# They never stop



## Carver (Jan 20, 2010)

Pike Island was one foot above flood stage at about one o:clock today, the water was over the dam wall. It was high, fast, cold, and muddy. And guys were standing at the edge of the parking lot fishing. Can't catch em if you don't keep your line wet.


----------



## BassariskY (Sep 8, 2006)

Did you take a picture? I'd like to see what that looks like.


----------



## "EYE" DOCTOR (Apr 16, 2005)

I took a couple.
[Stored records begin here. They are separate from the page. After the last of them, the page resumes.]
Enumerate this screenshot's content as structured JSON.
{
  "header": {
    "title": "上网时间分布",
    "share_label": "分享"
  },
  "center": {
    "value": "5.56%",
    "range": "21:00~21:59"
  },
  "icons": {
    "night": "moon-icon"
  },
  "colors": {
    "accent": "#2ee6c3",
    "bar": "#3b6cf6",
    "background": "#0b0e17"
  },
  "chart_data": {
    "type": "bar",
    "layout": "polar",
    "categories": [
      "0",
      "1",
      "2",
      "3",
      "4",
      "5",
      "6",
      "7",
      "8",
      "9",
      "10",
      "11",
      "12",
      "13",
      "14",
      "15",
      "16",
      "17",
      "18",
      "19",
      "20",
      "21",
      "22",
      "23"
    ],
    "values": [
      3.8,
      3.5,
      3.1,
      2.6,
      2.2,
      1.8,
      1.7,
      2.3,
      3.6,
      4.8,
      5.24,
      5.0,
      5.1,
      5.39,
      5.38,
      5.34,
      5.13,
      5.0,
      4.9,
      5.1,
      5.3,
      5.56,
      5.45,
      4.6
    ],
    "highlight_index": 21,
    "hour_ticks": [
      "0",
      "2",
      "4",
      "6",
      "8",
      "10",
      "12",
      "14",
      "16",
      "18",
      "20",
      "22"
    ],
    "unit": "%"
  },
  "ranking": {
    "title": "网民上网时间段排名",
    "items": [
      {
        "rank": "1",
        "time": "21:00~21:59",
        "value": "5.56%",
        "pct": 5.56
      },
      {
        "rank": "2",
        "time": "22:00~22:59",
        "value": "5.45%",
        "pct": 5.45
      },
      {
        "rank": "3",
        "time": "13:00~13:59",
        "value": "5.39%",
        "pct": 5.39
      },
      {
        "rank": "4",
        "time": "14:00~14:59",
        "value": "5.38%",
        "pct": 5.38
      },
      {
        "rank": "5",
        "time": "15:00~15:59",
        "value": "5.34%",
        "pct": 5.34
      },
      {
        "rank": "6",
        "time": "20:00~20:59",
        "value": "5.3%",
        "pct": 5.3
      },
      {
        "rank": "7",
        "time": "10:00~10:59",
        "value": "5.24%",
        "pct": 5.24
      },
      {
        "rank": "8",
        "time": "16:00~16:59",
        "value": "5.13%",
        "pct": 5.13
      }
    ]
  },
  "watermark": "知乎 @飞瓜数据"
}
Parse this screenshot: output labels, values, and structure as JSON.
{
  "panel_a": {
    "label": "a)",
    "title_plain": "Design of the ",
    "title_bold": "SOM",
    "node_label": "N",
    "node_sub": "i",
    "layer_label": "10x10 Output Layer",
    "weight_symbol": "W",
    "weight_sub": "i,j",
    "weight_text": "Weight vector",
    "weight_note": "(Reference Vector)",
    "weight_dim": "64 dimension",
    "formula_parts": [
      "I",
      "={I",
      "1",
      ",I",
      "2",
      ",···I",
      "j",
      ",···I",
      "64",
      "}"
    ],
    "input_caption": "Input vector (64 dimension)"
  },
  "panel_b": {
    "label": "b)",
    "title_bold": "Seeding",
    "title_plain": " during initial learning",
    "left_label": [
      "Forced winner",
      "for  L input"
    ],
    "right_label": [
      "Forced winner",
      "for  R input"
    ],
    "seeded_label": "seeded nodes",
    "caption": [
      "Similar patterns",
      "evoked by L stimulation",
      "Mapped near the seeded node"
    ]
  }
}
Let me see if I got the sizing right.


----------



## "EYE" DOCTOR (Apr 16, 2005)

Here are a few more.


----------



## "EYE" DOCTOR (Apr 16, 2005)

You can see someone fishing in this shot and the previous shot on the left side of the pictures.


----------



## Daveo76 (Apr 14, 2004)

Those ar some nice pics!


----------



## freakofnature13 (Jul 2, 2008)

Great post Eye Doctor.. Thanks for taking the time to share those pictures.. Those are some wild pictures.


----------



## Carver (Jan 20, 2010)

Good photos that is just the way it was


----------



## Recondo37 (Jan 11, 2008)

Nice Pics, been wanting to get down there to take some myself...Had some honeydo's in the way....be good good fishing


----------



## Daveo76 (Apr 14, 2004)

A picture of Greenup on Sunday.I don't like to fish from the lot!!!I guess I could cast from the car!


----------



## BassariskY (Sep 8, 2006)

Eye Doctor, Daveo76 Thanks for taking the time to post up some pictures. 

Wow!


----------



## "EYE" DOCTOR (Apr 16, 2005)

This may or may not be a video of the same day at Pike Island.


----------



## "EYE" DOCTOR (Apr 16, 2005)

HooHoo! It seems to have worked!


----------



## KaGee (Sep 8, 2006)

You had a couple of those types along the Maumee this past weekend.


----------



## Daveo76 (Apr 14, 2004)

Portsmouth boat ramp& floodwall


----------



## Aquamac (Jan 14, 2010)

Went by Melhdal on Monday. The water was same height on both sides of the dam.


----------



## got me hooked (Apr 10, 2010)

I'm originally from near pike island and am heading home this weekend; so much for fishing then or for a while.


----------